Lara não sabia explicar, mas estava gostando daquela conversa, mesmo que Matteo fosse fechado. Talvez justamente por isso: ele era um enigma, uma presença que instigava, como um livro difícil de decifrar.

Passaram mais alguns minutos conversando sobre trivialidades. Lara tentava descobrir mais sobre ele, mas Matteo era mestre em desviar, falando pouco sobre si. Ainda assim, ele ouvia tudo o que ela dizia com atenção, coisa que poucos homens faziam.

Ela falou sobre os livros que lia, sobre os passeios que fazia sozinha, sobre como preferia lugares tranquilos às baladas. Matteo apenas ouvia, fascinado pela leveza dela. Cada palavra era um lembrete do quanto o mundo dele era cinza, pesado.

Quando notou que o tempo havia passado rápido demais, Matteo consultou o relógio discreto no pulso.

- Eu preciso ir - disse, com um tom que soava como um pedido de desculpas.

- Já? - ela perguntou, desapontada, mas sem insistir.

- Já.

Ele colocou dinheiro suficiente para pagar tudo e um pouco mais sobre a mesa. Levantou-se e, pela primeira vez, sorriu de verdade para ela - um sorriso pequeno, mas sincero.

- Foi... interessante, Lara.

- Eu diria o mesmo.

Ele fez um aceno de cabeça e se virou, saindo da cafeteria como um sopro de vento frio. Ela o observou partir pela janela, sem conseguir esconder o sorriso bobo que brotara em seus lábios.

Era um homem estranho. Misterioso, fechado, mas havia algo nele que chamava Lara como um ímã. Ela sabia que não o esqueceria tão cedo.

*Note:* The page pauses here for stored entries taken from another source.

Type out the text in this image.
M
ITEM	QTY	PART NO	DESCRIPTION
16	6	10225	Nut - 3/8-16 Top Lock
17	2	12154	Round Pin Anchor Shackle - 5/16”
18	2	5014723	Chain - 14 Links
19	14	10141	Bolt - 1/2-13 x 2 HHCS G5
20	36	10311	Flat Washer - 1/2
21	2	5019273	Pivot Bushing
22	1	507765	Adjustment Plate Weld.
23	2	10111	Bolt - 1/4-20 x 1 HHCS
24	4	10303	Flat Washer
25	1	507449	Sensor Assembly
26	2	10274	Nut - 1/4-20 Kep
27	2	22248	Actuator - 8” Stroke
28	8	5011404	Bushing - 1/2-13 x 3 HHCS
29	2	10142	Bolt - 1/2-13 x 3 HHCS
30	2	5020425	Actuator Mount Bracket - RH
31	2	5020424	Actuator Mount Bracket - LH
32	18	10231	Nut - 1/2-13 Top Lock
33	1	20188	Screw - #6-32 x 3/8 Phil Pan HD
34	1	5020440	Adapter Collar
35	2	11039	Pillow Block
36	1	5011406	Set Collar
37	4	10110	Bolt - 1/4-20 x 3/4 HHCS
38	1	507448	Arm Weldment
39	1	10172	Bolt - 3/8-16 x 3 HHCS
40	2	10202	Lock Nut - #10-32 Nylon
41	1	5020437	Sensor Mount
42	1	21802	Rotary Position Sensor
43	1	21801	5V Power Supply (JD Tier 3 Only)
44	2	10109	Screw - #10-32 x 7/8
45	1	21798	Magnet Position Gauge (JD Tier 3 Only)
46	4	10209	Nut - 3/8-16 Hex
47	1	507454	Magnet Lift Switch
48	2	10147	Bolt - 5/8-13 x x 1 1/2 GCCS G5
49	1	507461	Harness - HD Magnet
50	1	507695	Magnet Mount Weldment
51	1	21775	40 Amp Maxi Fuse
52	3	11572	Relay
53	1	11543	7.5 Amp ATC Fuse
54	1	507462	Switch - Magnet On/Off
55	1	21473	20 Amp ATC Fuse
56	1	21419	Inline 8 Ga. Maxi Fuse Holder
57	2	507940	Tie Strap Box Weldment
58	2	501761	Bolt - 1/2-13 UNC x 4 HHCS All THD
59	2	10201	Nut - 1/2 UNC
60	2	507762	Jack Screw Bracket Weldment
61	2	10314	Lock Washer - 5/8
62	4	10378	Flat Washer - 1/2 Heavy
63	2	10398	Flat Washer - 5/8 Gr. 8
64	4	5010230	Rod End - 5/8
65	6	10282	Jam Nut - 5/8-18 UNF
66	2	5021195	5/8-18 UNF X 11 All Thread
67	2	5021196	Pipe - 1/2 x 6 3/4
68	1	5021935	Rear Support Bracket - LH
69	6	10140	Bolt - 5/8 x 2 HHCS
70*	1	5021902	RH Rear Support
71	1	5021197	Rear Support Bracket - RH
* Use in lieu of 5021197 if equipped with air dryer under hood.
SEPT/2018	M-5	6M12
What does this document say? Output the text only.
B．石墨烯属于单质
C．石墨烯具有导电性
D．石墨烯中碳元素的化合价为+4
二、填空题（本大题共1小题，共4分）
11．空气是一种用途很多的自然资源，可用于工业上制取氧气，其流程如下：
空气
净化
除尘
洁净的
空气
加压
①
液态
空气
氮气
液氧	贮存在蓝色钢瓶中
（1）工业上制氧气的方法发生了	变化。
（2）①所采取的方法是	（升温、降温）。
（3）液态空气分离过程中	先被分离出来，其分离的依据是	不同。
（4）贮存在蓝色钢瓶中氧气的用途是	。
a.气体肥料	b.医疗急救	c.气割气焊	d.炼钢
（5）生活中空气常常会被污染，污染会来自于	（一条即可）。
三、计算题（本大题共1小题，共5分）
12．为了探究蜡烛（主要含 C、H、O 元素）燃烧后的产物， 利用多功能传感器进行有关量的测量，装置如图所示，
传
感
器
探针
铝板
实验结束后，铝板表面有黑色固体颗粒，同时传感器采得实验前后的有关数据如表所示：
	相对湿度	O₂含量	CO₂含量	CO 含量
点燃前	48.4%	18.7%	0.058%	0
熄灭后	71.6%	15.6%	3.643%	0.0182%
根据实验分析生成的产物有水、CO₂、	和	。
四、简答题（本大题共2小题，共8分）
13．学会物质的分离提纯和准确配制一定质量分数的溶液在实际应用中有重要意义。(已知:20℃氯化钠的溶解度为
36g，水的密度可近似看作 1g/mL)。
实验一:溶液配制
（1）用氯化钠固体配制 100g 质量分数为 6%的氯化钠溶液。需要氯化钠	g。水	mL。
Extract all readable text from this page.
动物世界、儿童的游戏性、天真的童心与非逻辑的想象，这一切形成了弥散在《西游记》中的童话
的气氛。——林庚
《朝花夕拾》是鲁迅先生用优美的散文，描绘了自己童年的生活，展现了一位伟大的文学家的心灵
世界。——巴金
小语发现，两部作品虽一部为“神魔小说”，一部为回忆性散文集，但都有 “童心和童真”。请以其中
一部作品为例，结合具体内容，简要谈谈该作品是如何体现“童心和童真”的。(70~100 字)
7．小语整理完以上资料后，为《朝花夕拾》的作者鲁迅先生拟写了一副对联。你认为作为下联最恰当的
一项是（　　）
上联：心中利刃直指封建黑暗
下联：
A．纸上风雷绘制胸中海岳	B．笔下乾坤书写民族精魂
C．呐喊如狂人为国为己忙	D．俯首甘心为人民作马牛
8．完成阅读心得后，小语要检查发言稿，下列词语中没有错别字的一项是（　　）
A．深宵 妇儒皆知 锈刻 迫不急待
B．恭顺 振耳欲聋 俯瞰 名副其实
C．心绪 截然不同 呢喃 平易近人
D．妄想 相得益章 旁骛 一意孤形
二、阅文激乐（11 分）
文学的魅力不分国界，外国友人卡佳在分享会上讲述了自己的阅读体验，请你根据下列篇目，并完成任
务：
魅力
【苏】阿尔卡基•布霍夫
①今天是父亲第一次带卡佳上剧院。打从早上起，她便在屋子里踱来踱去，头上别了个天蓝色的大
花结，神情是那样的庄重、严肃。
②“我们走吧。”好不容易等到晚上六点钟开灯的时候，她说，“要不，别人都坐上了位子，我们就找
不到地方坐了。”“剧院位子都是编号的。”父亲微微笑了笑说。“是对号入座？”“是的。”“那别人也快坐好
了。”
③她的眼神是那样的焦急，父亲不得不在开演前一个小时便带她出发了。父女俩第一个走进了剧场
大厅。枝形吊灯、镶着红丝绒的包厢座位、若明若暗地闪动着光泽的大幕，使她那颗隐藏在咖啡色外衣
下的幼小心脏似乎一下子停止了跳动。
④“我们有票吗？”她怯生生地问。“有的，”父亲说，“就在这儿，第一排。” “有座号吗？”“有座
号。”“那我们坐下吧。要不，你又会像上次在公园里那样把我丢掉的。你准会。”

Nos dias que se seguiram, Lara não conseguiu tirar Matteo da cabeça. Relembrava o olhar dele, a firmeza na voz, o jeito contido. Era como um personagem de romance, daqueles que escondiam segredos e cicatrizes.

Ela não sabia se o veria de novo, mas secretamente desejava que sim.

Matteo, por sua vez, não parava de se repreender. Não deveria ter aceitado aquele café. Não deveria ter sido educado, ou simpático. Deveria tê-la deixado ali, com o broche na mão, e seguido em frente.

Mas não conseguiu.

Algo naquela garota o prendia de um jeito perigoso. Era como um vício em potencial, algo que ele sabia que deveria evitar - mas cuja vontade de repetir o erro só crescia.

E então, contra tudo o que planejava, Matteo mandou alguém discretamente seguir Lara. Queria saber mais sobre ela.

Onde morava, onde trabalhava, quem eram seus amigos.

Sabia que não deveria, que aquilo era o início de uma obsessão. Mas era tarde demais.

Lara, sem saber, havia acendido um fósforo num quarto cheio de pólvora.

E a chama, embora pequena, já ardia.